3.Advocate for the few minutes a day

Your team will need a few extra minutes a day to share and reuse knowledge. It’s pretty easy to get the time for the team early on in a knowledge-sharing program. But as weeks and months go by, executives have a tendency to start asking when the program will end. When will they get that time back? It won’t, and they won’t. The few minutes a day for sharing knowledge will continue. There might be significant benefits in overall time to complete the team’s tasks—calls, projects, sales—but the few minutes for each task to share knowledge will remain. Hold the line on these few minutes!

4.Be ready for resistance

Your team will have to change how they do their work today to incorporate knowledge-sharing practices.

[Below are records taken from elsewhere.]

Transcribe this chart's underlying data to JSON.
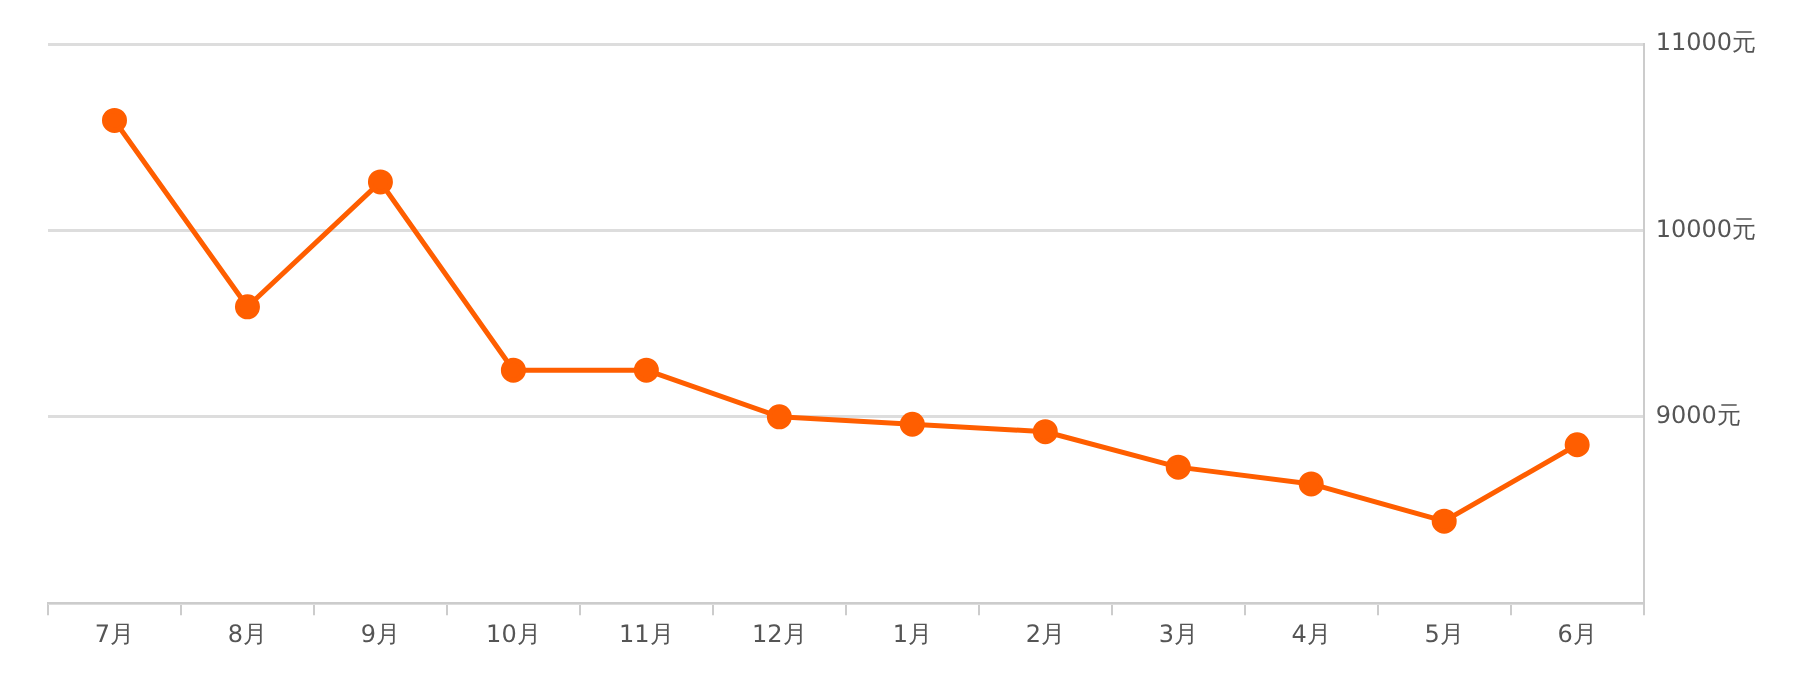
{
  "chart_data": {
    "type": "line",
    "categories": [
      "7月",
      "8月",
      "9月",
      "10月",
      "11月",
      "12月",
      "1月",
      "2月",
      "3月",
      "4月",
      "5月",
      "6月"
    ],
    "series": [
      {
        "color": "#ff5e00",
        "values": [
          10590,
          9590,
          10260,
          9250,
          9250,
          9000,
          8960,
          8920,
          8730,
          8640,
          8440,
          8850
        ]
      }
    ],
    "ylim": [
      8000,
      11000
    ],
    "yticks": [
      {
        "value": 8000,
        "label": null
      },
      {
        "value": 9000,
        "label": "9000元"
      },
      {
        "value": 10000,
        "label": "10000元"
      },
      {
        "value": 11000,
        "label": "11000元"
      }
    ],
    "grid": "y",
    "marker": "circle",
    "line_style": "solid",
    "legend": false
  }
}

It will be much easier for them to go back to “how we have always done things around here” in times of crisis or high demand. There will be lots of resistance and not a small number of “reasons” why the teams shouldn’t have to stick to sharing knowledge. You and your peers must anticipate these objections and provide consistent responses. For some tips (and some suggested responses), take a look at Klever’s article on handling objections.

5.Have the nuclear option in your pocket

The worst-case option for your team is to stop sharing knowledge entirely. All of the benefits you have gotten – better productivity, shorter time to train new team members – will evaporate if your team stops. Think about how your team performed before you started sharing knowledge. How much pain did your team endure? How many times did you do the same work over and over again? How many team members did you try to train by letting them “shadow” someone for a while before leaving them to find and create their own knowledge? Be prepared to remind both executives and your team what their world will be like if you stop.

Managing a team that embraces knowledge-sharing practices takes consistency and hard work, but the environment you create will be noticed by customers, executives and your team. Do you want to the be least friendly grocery store?